Por esse motivo, diante de uma criança desatenta, é importante diferenciar o TDAH, causado por razões orgânicas, da manifestação de desatenção, que pode ser causada por fatores ambientais. Antes de suspeitar de um transtorno, é importante analisar o ambiente no qual a criança está inserida assim como a existência, em sua rotina, de fatores causadores do problema.
Entre os fatores ambientais da desatenção, pode-se destacar o excesso de estímulos como um dos principais motivos. A comparação entre o ambiente no qual vivem os moradores de centros urbanos atuais com aquele no qual viviam nossos avós e bisavós torna claro o fato de que a sociedade atual é muito mais exposta a estímulos sensoriais. A exposição diária a sons, imagens, texturas, cheiros e outras sensações é tão grande que pode ser considerada um verdadeiro bombardeio mental.
O excesso de estímulos dificulta a assimilação do conteúdo escolar, que passa a representar apenas uma parcela mínima da quantidade de informações recebidas durante o dia. Além disso, diante de todos os recursos da mídia que as crianças de hoje visualizam, a aula, convenhamos, está entre as atividades menos interessantes.

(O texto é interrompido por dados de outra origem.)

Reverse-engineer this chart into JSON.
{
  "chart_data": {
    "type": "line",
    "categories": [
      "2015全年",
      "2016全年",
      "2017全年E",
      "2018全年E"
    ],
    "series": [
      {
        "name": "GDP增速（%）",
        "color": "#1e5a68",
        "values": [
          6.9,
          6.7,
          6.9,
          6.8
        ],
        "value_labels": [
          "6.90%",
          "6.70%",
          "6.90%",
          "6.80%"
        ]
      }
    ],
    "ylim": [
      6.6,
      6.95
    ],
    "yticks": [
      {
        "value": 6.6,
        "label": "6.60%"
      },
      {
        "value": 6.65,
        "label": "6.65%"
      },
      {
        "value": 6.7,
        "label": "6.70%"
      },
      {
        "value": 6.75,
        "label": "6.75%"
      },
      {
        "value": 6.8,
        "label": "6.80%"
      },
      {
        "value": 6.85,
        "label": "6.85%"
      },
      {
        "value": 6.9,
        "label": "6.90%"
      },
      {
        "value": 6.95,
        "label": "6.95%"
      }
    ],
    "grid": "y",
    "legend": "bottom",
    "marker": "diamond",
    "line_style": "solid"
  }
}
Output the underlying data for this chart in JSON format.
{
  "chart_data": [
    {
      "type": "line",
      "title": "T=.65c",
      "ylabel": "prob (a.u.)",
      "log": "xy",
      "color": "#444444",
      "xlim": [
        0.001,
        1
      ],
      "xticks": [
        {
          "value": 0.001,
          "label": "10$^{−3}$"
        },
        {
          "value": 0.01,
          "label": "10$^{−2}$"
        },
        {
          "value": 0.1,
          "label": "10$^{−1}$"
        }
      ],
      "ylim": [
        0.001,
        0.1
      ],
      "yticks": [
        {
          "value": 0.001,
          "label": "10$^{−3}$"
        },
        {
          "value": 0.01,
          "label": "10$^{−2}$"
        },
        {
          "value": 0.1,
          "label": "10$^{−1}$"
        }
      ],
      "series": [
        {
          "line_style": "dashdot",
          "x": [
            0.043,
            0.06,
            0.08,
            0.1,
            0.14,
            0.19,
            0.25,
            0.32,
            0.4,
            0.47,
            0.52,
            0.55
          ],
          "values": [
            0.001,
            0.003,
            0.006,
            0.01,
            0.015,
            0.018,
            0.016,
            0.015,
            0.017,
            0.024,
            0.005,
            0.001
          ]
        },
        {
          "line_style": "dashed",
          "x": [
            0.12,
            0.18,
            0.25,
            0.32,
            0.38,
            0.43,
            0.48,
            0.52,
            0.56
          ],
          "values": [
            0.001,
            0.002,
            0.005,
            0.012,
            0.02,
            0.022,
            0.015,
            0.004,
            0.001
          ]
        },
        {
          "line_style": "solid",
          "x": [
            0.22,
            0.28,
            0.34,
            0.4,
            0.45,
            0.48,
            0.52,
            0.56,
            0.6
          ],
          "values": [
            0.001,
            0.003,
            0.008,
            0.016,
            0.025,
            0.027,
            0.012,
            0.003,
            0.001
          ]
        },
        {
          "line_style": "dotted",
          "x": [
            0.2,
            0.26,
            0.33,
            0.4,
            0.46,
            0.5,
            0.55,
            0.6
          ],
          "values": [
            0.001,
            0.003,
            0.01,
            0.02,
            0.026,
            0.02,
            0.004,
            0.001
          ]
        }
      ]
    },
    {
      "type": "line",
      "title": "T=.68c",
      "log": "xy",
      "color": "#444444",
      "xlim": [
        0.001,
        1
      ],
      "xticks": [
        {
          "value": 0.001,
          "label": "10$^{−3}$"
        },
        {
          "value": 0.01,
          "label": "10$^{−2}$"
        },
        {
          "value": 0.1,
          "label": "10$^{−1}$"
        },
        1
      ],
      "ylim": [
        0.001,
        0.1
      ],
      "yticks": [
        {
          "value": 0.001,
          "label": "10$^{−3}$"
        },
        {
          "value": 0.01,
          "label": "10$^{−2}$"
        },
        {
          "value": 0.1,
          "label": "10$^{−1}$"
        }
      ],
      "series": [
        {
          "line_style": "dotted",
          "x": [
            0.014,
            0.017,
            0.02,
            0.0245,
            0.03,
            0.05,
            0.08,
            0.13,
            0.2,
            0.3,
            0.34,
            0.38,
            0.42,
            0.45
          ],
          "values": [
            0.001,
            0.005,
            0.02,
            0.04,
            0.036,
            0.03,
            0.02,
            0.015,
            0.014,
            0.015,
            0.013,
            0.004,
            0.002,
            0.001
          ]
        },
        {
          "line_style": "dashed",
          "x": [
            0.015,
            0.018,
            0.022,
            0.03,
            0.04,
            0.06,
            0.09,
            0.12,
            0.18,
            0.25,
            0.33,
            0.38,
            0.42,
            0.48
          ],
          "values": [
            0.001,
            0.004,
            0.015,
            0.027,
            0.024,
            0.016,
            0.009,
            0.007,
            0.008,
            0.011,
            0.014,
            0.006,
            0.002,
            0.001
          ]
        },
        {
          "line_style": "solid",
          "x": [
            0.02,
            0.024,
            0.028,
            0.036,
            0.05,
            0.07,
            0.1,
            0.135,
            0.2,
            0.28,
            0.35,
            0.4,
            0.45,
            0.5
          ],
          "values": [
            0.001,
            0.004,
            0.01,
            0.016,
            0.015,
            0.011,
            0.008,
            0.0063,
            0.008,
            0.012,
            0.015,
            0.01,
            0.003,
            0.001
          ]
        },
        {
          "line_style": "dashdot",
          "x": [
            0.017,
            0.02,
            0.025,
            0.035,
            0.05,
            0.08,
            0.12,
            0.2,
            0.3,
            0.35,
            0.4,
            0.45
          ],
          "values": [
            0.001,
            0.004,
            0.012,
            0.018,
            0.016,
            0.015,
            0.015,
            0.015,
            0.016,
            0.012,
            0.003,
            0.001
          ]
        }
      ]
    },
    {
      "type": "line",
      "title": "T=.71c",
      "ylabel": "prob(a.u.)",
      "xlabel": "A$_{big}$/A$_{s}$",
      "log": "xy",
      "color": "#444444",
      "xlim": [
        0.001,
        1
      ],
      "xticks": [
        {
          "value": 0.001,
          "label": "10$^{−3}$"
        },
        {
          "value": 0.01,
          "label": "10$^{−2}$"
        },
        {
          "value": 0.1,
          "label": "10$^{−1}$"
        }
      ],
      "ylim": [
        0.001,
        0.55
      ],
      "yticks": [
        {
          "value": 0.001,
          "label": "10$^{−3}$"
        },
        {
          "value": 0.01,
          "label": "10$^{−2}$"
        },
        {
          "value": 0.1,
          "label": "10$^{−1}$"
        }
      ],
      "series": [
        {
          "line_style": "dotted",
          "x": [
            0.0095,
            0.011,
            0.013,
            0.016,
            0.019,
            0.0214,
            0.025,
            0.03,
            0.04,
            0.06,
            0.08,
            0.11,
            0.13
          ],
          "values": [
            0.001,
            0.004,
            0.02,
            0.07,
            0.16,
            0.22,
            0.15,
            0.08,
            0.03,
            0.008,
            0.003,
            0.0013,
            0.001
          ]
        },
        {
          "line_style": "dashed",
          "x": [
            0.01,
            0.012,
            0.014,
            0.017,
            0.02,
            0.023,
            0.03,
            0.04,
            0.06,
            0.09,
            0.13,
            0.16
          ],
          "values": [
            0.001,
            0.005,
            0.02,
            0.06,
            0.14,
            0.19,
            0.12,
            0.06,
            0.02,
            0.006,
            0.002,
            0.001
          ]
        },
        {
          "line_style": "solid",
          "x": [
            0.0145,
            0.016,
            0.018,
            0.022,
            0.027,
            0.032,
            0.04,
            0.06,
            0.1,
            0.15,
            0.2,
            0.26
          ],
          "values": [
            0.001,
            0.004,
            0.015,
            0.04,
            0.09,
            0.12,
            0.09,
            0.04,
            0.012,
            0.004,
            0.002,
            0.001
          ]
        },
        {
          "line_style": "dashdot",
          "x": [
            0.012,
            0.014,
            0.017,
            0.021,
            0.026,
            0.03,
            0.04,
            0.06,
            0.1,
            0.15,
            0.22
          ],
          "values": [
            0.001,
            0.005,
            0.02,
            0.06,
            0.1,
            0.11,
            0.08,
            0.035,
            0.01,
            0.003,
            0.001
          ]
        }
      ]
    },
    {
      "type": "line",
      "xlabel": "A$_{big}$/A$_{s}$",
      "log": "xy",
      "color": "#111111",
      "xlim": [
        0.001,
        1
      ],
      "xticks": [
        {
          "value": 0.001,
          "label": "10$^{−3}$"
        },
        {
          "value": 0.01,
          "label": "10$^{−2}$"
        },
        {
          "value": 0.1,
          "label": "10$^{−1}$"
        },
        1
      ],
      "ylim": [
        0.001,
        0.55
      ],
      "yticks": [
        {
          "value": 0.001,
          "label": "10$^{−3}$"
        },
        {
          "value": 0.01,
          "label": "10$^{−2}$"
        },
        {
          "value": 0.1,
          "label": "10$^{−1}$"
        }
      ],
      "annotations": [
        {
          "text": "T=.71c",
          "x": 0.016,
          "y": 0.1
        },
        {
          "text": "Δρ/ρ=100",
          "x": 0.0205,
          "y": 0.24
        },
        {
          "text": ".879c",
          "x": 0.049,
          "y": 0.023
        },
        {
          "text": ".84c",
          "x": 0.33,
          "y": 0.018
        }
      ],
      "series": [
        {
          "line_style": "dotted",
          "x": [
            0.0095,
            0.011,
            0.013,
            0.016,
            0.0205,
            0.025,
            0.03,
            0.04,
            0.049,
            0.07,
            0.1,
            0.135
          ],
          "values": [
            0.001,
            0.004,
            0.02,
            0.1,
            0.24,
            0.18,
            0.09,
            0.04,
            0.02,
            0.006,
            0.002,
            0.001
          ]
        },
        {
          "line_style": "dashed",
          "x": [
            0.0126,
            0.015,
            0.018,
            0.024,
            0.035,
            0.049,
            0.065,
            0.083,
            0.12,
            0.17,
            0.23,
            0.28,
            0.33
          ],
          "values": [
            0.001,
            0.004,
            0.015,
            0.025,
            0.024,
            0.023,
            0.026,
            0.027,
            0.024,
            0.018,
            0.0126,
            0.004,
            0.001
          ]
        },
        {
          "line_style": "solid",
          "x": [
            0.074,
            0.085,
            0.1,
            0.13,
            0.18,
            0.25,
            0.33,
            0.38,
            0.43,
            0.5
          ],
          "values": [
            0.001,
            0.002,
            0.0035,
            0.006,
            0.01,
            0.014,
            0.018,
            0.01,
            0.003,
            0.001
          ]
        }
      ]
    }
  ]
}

Segundo Zorzi (2003), a superestimulação causada pelo excesso de sons e imagens competindo entre si (pessoas falando, TV ligada, rádio, ruídos da rua, objetos, poluição visual) exige um esforço muito grande dos processos nervosos para a seleção de estímulos. Uma criança exposta a essa competição de estímulos não pode ser rotulada como portadora de um problema de atenção. Ela é, na verdade, vítima de um ambiente desfavorável à concentração e à aprendizagem.

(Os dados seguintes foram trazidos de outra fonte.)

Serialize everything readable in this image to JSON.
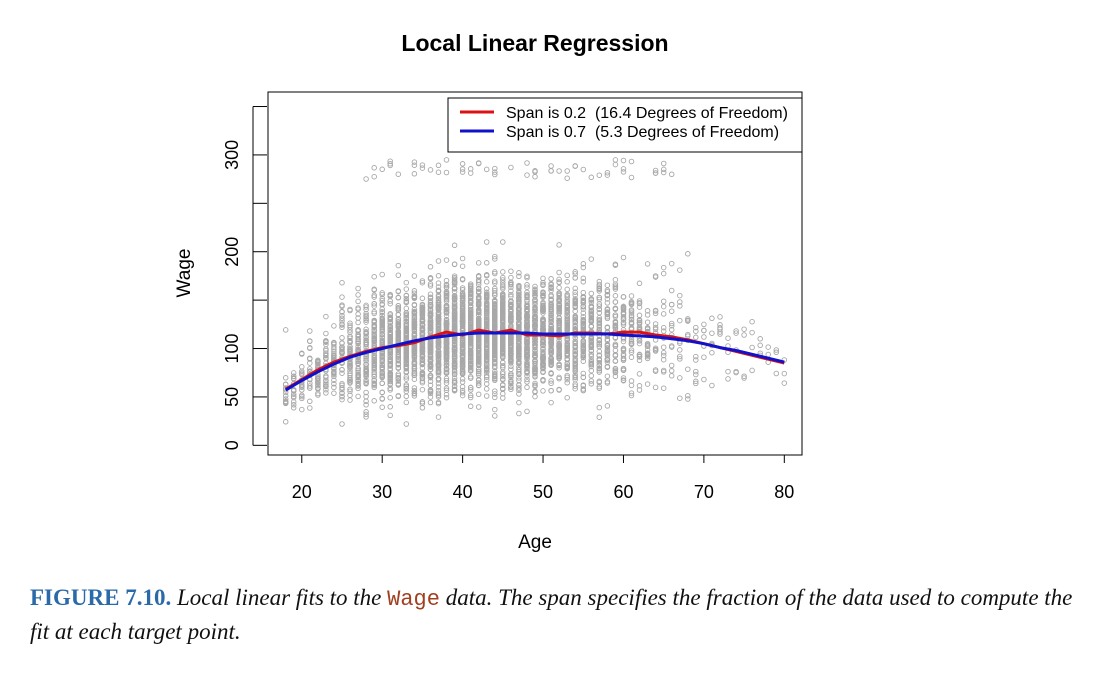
{
  "chart_data": {
    "type": "scatter",
    "title": "Local Linear Regression",
    "xlabel": "Age",
    "ylabel": "Wage",
    "xlim": [
      15.8,
      82.2
    ],
    "ylim": [
      -10,
      365
    ],
    "xticks": [
      20,
      30,
      40,
      50,
      60,
      70,
      80
    ],
    "yticks": [
      0,
      50,
      100,
      200,
      300
    ],
    "yminor_ticks": [
      150,
      250,
      350
    ],
    "grid": false,
    "legend_position": "top-right",
    "point_color": "#a8a8a8",
    "series": [
      {
        "name": "Span is 0.2  (16.4 Degrees of Freedom)",
        "color": "#dd1111",
        "x": [
          18,
          20,
          22,
          24,
          26,
          28,
          30,
          32,
          34,
          36,
          38,
          40,
          42,
          44,
          46,
          48,
          50,
          52,
          54,
          56,
          58,
          60,
          62,
          64,
          66,
          68,
          70,
          72,
          74,
          76,
          78,
          80
        ],
        "y": [
          58,
          68,
          78,
          86,
          92,
          97,
          101,
          103,
          106,
          112,
          117,
          114,
          119,
          116,
          119,
          114,
          114,
          113,
          116,
          116,
          115,
          117,
          117,
          114,
          112,
          109,
          105,
          101,
          97,
          93,
          89,
          85
        ]
      },
      {
        "name": "Span is 0.7  (5.3 Degrees of Freedom)",
        "color": "#1111cc",
        "x": [
          18,
          20,
          22,
          24,
          26,
          28,
          30,
          32,
          34,
          36,
          38,
          40,
          42,
          44,
          46,
          48,
          50,
          52,
          54,
          56,
          58,
          60,
          62,
          64,
          66,
          68,
          70,
          72,
          74,
          76,
          78,
          80
        ],
        "y": [
          57,
          67,
          76,
          84,
          91,
          96,
          100,
          104,
          108,
          111,
          113,
          115,
          116,
          116,
          116,
          116,
          115,
          115,
          115,
          115,
          115,
          114,
          113,
          112,
          110,
          108,
          105,
          101,
          98,
          94,
          90,
          86
        ]
      }
    ]
  },
  "caption": {
    "label": "FIGURE 7.10.",
    "text1": " Local linear fits to the ",
    "code": "Wage",
    "text2": " data. The span specifies the fraction of the data used to compute the fit at each target point."
  }
}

Ainda segundo Zorzi, a atitude familiar interfere na aquisição da capacidade de focar a atenção de forma seletiva por parte da criança. Como afirma o autor, a internalização das noções básicas do sim e do não ajudam-na a “controlar a hiperatividade natural que apresenta e no sentido de melhor dirigir a atenção” (2003, p. 155). Dessa forma, o estabelecimento de limites claros desde os primeiros anos, aplicados de forma firme, mas tranquila, contribui no sentido de ajudá-la a adaptar-se à realidade de um modo mais produtivo. Essa situação se estabelece conforme a criança é orientada, nas situações simples do cotidiano, quanto ao que pode ou não ser feito, o que pode ou não ser explorado, o que pode ou não ser manipulado.

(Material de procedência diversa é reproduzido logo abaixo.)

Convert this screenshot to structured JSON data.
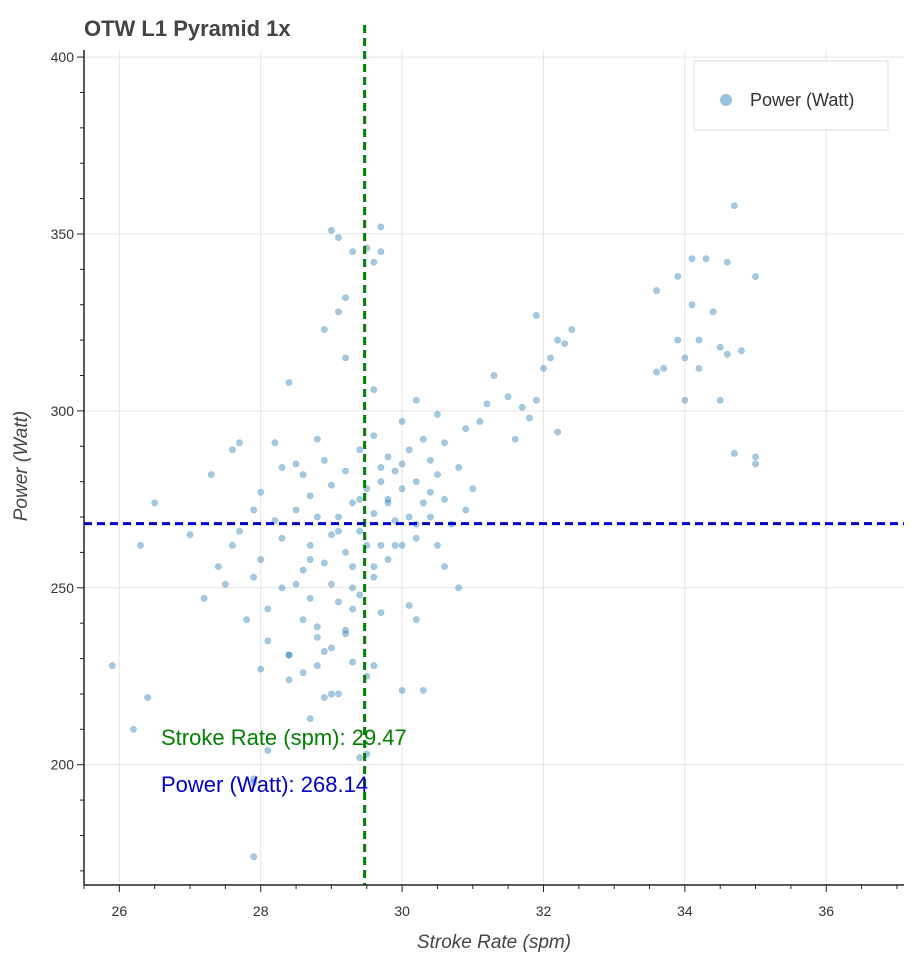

Com relação à rotina seguida pela criança, alguns hábitos podem prejudicar a capacidade de atenção. A dificuldade de atenção pode ser ocasionada por diversos fatores, apontados em abundantes estudos, que a relacionam com distúrbios do sono (GONDIM, 2007), privação de sono por hábitos inadequados (MATHIAS et al, 2006), privação de alimentos nutritivos no período da manhã e antes das aulas, além de fatores emocionais e eventos estressantes, entre outros.
Conclui-se, portanto, que a apresentação de sintomas de desatenção em uma criança não pode, por si só, ser interpretada como um diagnóstico definitivo de TDAH. Toda a rotina do aluno precisa ser minuciosamente analisada a fim de se detectarem possíveis causas para essa situação. Persistindo a desatenção mesmo após a eliminação desses fatores, procede-se, então, à investigação da possibilidade do transtorno.